Predictably, this breach-of-contract suit triggered a countersuit from HouseCanary alleging that Amrock had misappropriated its proprietary information to develop its own AVM application. Despite undisputed evidence – including testimony from HouseCanary’s own expert witnesses indicating HouseCanary’s product did not include HouseCanary’s source code or data, nor did the company ever provide its so-called trade secrets to Amrock – a Bexar County jury in March 2018 awarded HouseCanary a whopping $706 million, the largest verdict of the year in what Amrock attorneys have argued to be a complete travesty of justice.

Alarmed by the unprecedented award, several HouseCanary whistleblowers came forward in the days following, testifying that HouseCanary provided “wire frames and apps that didn’t function,” that the company had lied to Amrock “repeatedly” regarding their capabilities, and that “HouseCanary never had any proprietary anything.…”

Thankfully, on June 3, 2020, the Texas Fourth Court of Appeals tossed out the massive award on grounds that the original jury was asked to consider invalid legal theories, among a series of other potential legal flaws. The court remanded the trial court’s verdict and ordered a new trial be held.

Without a doubt, the case spotlighted how claims of trade secret theft may stick with a deciding jury when they are given incorrect legal standards by which to judge these cases. It also explains why some companies looking to make a quick buck might be tempted to take advantage of such an enticing opportunity that would go a long way to shoring up an ailing bottom line.

After all, how is it that a court awarded $706 million to a company based on a mere $5 million annual contract? The award outpaced even the most aggressive of valuations of HouseCanary – who had raised little more than $60 million in venture funding in the aggregate at the time of the jury award and even significantly greater than the sum of all seven rounds of HouseCanary’s funding to date.

As the case continues, it is important that the trial court carefully consider the facts and apply the rule of law. A fresh and thorough examination of the merits and facts of this case can help set the record straight, which will ultimately aid in solidifying appropriate standards for trade secret liability and remedies in future disputes.
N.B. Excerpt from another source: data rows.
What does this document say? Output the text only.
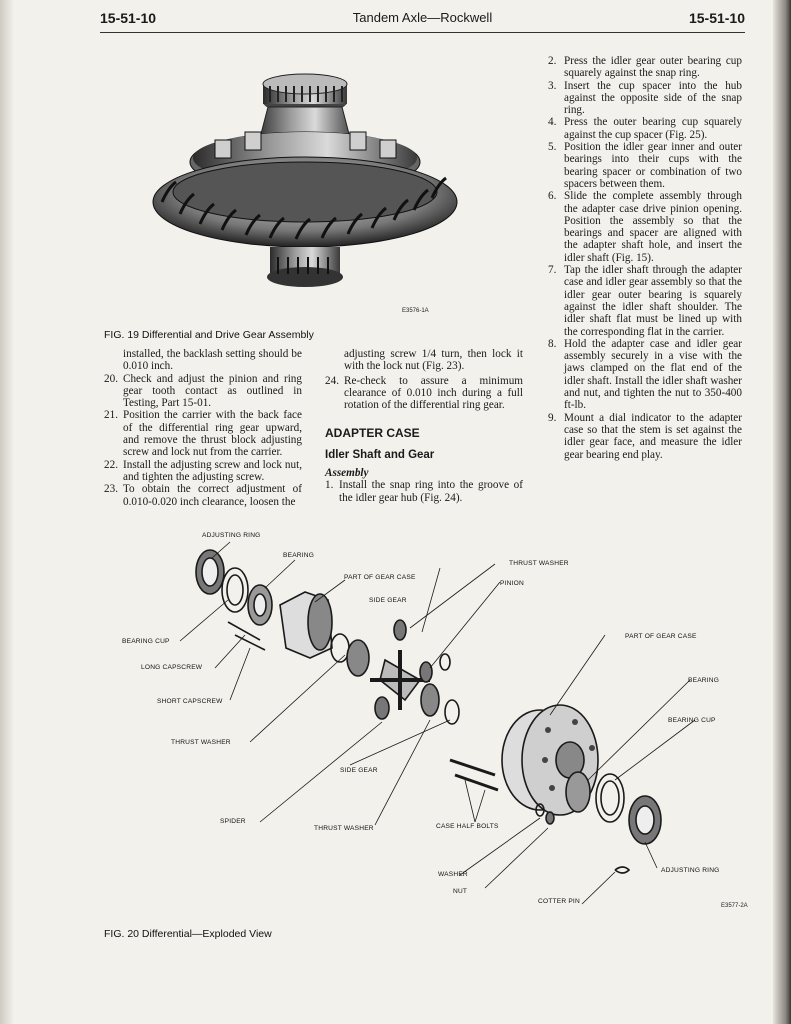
15-51-10	Tandem Axle—Rockwell	15-51-10
E3576-1A
FIG. 19 Differential and Drive Gear Assembly

installed, the backlash setting should be 0.010 inch.

20. Check and adjust the pinion and ring gear tooth contact as outlined in Testing, Part 15-01.
21. Position the carrier with the back face of the differential ring gear upward, and remove the thrust block adjusting screw and lock nut from the carrier.
22. Install the adjusting screw and lock nut, and tighten the adjusting screw.
23. To obtain the correct adjustment of 0.010-0.020 inch clearance, loosen the

adjusting screw 1/4 turn, then lock it with the lock nut (Fig. 23).

24. Re-check to assure a minimum clearance of 0.010 inch during a full rotation of the differential ring gear.
ADAPTER CASE
Idler Shaft and Gear
Assembly
1. Install the snap ring into the groove of the idler gear hub (Fig. 24).
2. Press the idler gear outer bearing cup squarely against the snap ring.
3. Insert the cup spacer into the hub against the opposite side of the snap ring.
4. Press the outer bearing cup squarely against the cup spacer (Fig. 25).
5. Position the idler gear inner and outer bearings into their cups with the bearing spacer or combination of two spacers between them.
6. Slide the complete assembly through the adapter case drive pinion opening. Position the assembly so that the bearings and spacer are aligned with the adapter shaft hole, and insert the idler shaft (Fig. 15).
7. Tap the idler shaft through the adapter case and idler gear assembly so that the idler gear outer bearing is squarely against the idler shaft shoulder. The idler shaft flat must be lined up with the corresponding flat in the carrier.
8. Hold the adapter case and idler gear assembly securely in a vise with the jaws clamped on the flat end of the idler shaft. Install the idler shaft washer and nut, and tighten the nut to 350-400 ft-lb.
9. Mount a dial indicator to the adapter case so that the stem is set against the idler gear face, and measure the idler gear bearing end play.
ADJUSTING RING
BEARING
THRUST WASHER
PART OF GEAR CASE
PINION
SIDE GEAR
PART OF GEAR CASE
BEARING CUP
LONG CAPSCREW
BEARING
SHORT CAPSCREW
BEARING CUP
THRUST WASHER
SIDE GEAR
SPIDER
THRUST WASHER	CASE HALF BOLTS
WASHER
ADJUSTING RING
NUT
COTTER PIN
E3577-2A
FIG. 20 Differential—Exploded View
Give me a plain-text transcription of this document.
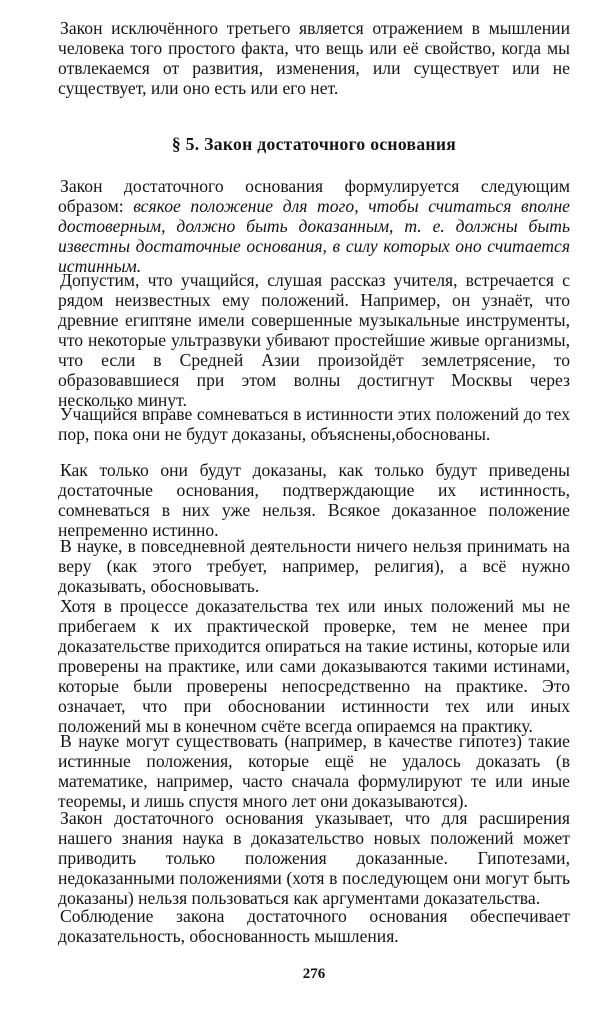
Закон исключённого третьего является отражением в мышлении человека того простого факта, что вещь или её свойство, когда мы отвлекаемся от развития, изменения, или существует или не существует, или оно есть или его нет.

§ 5. Закон достаточного основания

Закон достаточного основания формулируется следующим образом: всякое положение для того, чтобы считаться вполне достоверным, должно быть доказанным, т. е. должны быть известны достаточные основания, в силу которых оно считается истинным.

Допустим, что учащийся, слушая рассказ учителя, встречается с рядом неизвестных ему положений. Например, он узнаёт, что древние египтяне имели совершенные музыкальные инструменты, что некоторые ультразвуки убивают простейшие живые организмы, что если в Средней Азии произойдёт землетрясение, то образовавшиеся при этом волны достигнут Москвы через несколько минут.

Учащийся вправе сомневаться в истинности этих положений до тех пор, пока они не будут доказаны, объяснены,обоснованы.

Как только они будут доказаны, как только будут приведены достаточные основания, подтверждающие их истинность, сомневаться в них уже нельзя. Всякое доказанное положение непременно истинно.

В науке, в повседневной деятельности ничего нельзя принимать на веру (как этого требует, например, религия), а всё нужно доказывать, обосновывать.

Хотя в процессе доказательства тех или иных положений мы не прибегаем к их практической проверке, тем не менее при доказательстве приходится опираться на такие истины, которые или проверены на практике, или сами доказываются такими истинами, которые были проверены непосредственно на практике. Это означает, что при обосновании истинности тех или иных положений мы в конечном счёте всегда опираемся на практику.

В науке могут существовать (например, в качестве гипотез) такие истинные положения, которые ещё не удалось доказать (в математике, например, часто сначала формулируют те или иные теоремы, и лишь спустя много лет они доказываются).

Закон достаточного основания указывает, что для расширения нашего знания наука в доказательство новых положений может приводить только положения доказанные. Гипотезами, недоказанными положениями (хотя в последующем они могут быть доказаны) нельзя пользоваться как аргументами доказательства.

Соблюдение закона достаточного основания обеспечивает доказательность, обоснованность мышления.

276
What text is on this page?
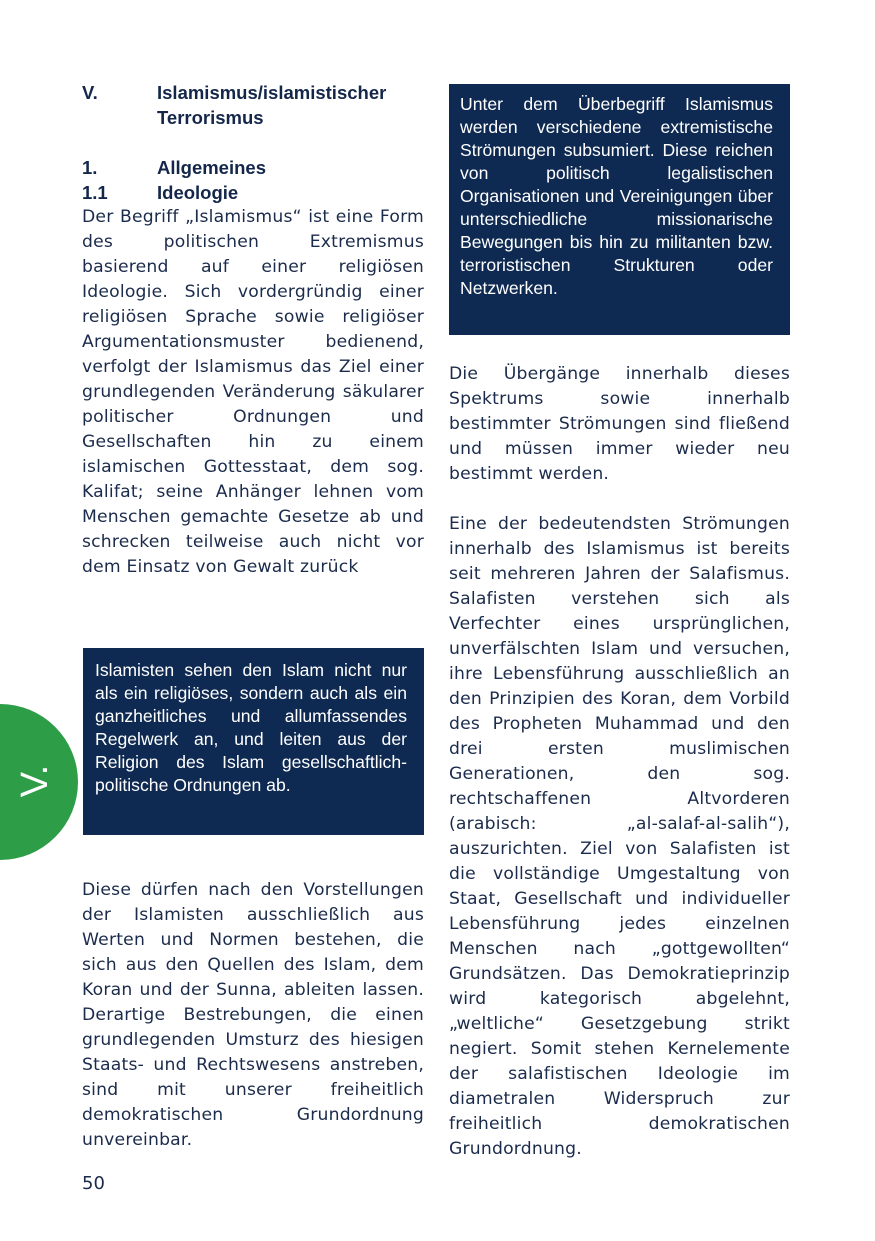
V.
V.	Islamismus/islamistischer Terrorismus
1.	Allgemeines
1.1	Ideologie

Der Begriff „Islamismus“ ist eine Form des politischen Extremismus basierend auf einer religiösen Ideologie. Sich vordergründig einer religiösen Sprache sowie religiöser Argumentationsmuster bedienend, verfolgt der Islamismus das Ziel einer grundlegenden Veränderung säkularer politischer Ordnungen und Gesellschaften hin zu einem islamischen Gottesstaat, dem sog. Kalifat; seine Anhänger lehnen vom Menschen gemachte Gesetze ab und schrecken teilweise auch nicht vor dem Einsatz von Gewalt zurück

Islamisten sehen den Islam nicht nur als ein religiöses, sondern auch als ein ganzheitliches und allumfassendes Regelwerk an, und leiten aus der Religion des Islam gesellschaftlich-politische Ordnungen ab.

Diese dürfen nach den Vorstellungen der Islamisten ausschließlich aus Werten und Normen bestehen, die sich aus den Quellen des Islam, dem Koran und der Sunna, ableiten lassen. Derartige Bestrebungen, die einen grundlegenden Umsturz des hiesigen Staats- und Rechtswesens anstreben, sind mit unserer freiheitlich demokratischen Grundordnung unvereinbar.

Unter dem Überbegriff Islamismus werden verschiedene extremistische Strömungen subsumiert. Diese reichen von politisch legalistischen Organisationen und Vereinigungen über unterschiedliche missionarische Bewegungen bis hin zu militanten bzw. terroristischen Strukturen oder Netzwerken.

Die Übergänge innerhalb dieses Spektrums sowie innerhalb bestimmter Strömungen sind fließend und müssen immer wieder neu bestimmt werden.

Eine der bedeutendsten Strömungen innerhalb des Islamismus ist bereits seit mehreren Jahren der Salafismus. Salafisten verstehen sich als Verfechter eines ursprünglichen, unverfälschten Islam und versuchen, ihre Lebensführung ausschließlich an den Prinzipien des Koran, dem Vorbild des Propheten Muhammad und den drei ersten muslimischen Generationen, den sog. rechtschaffenen Altvorderen (arabisch: „al-salaf-al-salih“), auszurichten. Ziel von Salafisten ist die vollständige Umgestaltung von Staat, Gesellschaft und individueller Lebensführung jedes einzelnen Menschen nach „gottgewollten“ Grundsätzen. Das Demokratieprinzip wird kategorisch abgelehnt, „weltliche“ Gesetzgebung strikt negiert. Somit stehen Kernelemente der salafistischen Ideologie im diametralen Widerspruch zur freiheitlich demokratischen Grundordnung.

50
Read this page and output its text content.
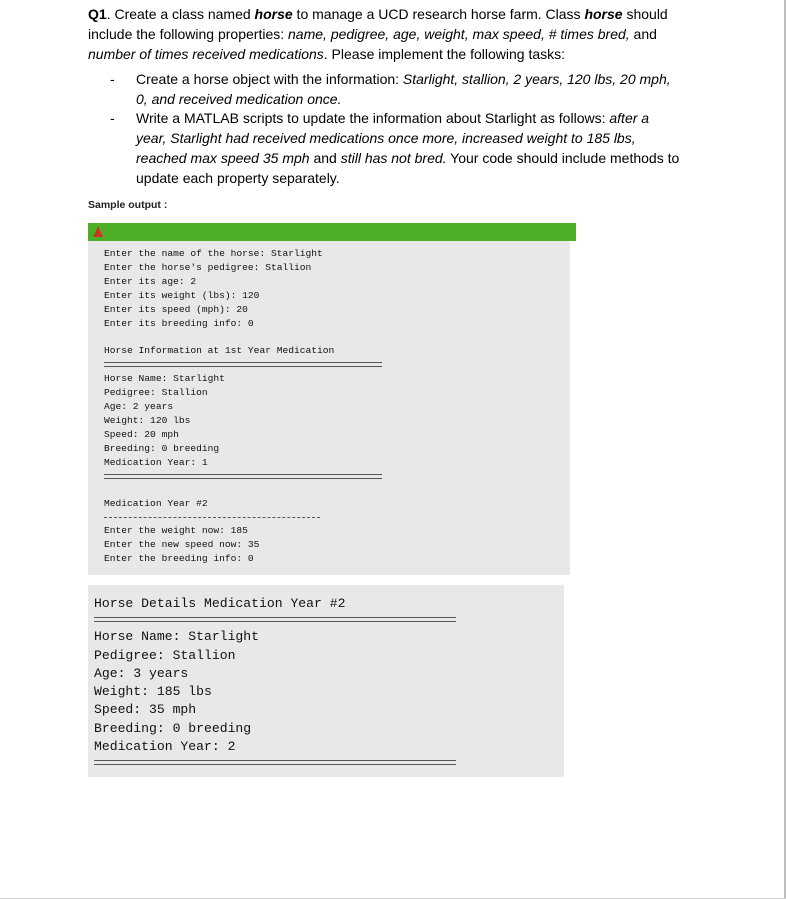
Q1. Create a class named horse to manage a UCD research horse farm. Class horse should include the following properties: name, pedigree, age, weight, max speed, # times bred, and number of times received medications. Please implement the following tasks:

- Create a horse object with the information: Starlight, stallion, 2 years, 120 lbs, 20 mph, 0, and received medication once.
- Write a MATLAB scripts to update the information about Starlight as follows: after a year, Starlight had received medications once more, increased weight to 185 lbs, reached max speed 35 mph and still has not bred. Your code should include methods to update each property separately.
Sample output :
Enter the name of the horse: Starlight
Enter the horse's pedigree: Stallion
Enter its age: 2
Enter its weight (lbs): 120
Enter its speed (mph): 20
Enter its breeding info: 0
Horse Information at 1st Year Medication
Horse Name: Starlight
Pedigree: Stallion
Age: 2 years
Weight: 120 lbs
Speed: 20 mph
Breeding: 0 breeding
Medication Year: 1
Medication Year #2
Enter the weight now: 185
Enter the new speed now: 35
Enter the breeding info: 0
Horse Details Medication Year #2
Horse Name: Starlight
Pedigree: Stallion
Age: 3 years
Weight: 185 lbs
Speed: 35 mph
Breeding: 0 breeding
Medication Year: 2
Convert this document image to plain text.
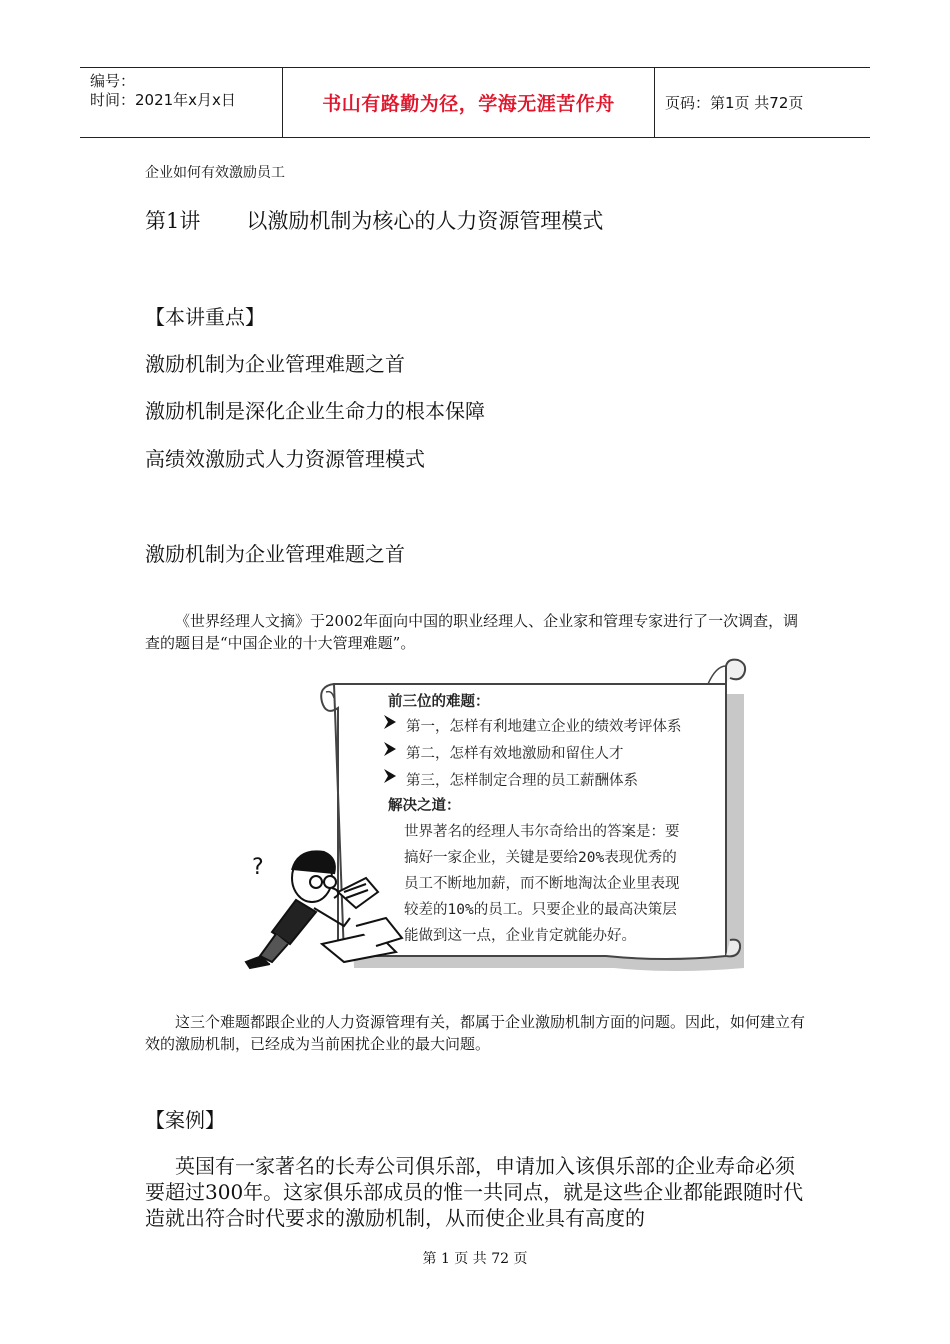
编号：
时间：2021年x月x日	书山有路勤为径，学海无涯苦作舟	页码：第1页 共72页
企业如何有效激励员工
第1讲 以激励机制为核心的人力资源管理模式
【本讲重点】
激励机制为企业管理难题之首
激励机制是深化企业生命力的根本保障
高绩效激励式人力资源管理模式
激励机制为企业管理难题之首
《世界经理人文摘》于2002年面向中国的职业经理人、企业家和管理专家进行了一次调查，调查的题目是“中国企业的十大管理难题”。
?
前三位的难题：
第一，怎样有利地建立企业的绩效考评体系
第二，怎样有效地激励和留住人才
第三，怎样制定合理的员工薪酬体系
解决之道：
世界著名的经理人韦尔奇给出的答案是：要
搞好一家企业，关键是要给20%表现优秀的
员工不断地加薪，而不断地淘汰企业里表现
较差的10%的员工。只要企业的最高决策层
能做到这一点，企业肯定就能办好。
这三个难题都跟企业的人力资源管理有关，都属于企业激励机制方面的问题。因此，如何建立有效的激励机制，已经成为当前困扰企业的最大问题。
【案例】
英国有一家著名的长寿公司俱乐部，申请加入该俱乐部的企业寿命必须要超过300年。这家俱乐部成员的惟一共同点，就是这些企业都能跟随时代造就出符合时代要求的激励机制，从而使企业具有高度的
第 1 页 共 72 页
Emotional appeals in the courtroom should not prevail over the law. In the case of COVID-related litigation, statutes must be established to ensure this is doesn’t happen. But in regard to trade secrets, the courts can send a strong message with the Title Source v. HouseCanary case that facts and law won’t be overlooked. This message is fundamental to ensuring prospective new business collaborations and innovations can continue to benefit the broader economy and its prospects for growth in Texas and beyond.

Charles B. "Chuck" Meyer, Registered. Patent Attorney, is a SE Texas tech lawyer with over 30 years' experience in intellectual property, privacy law and the protection of trade secrets.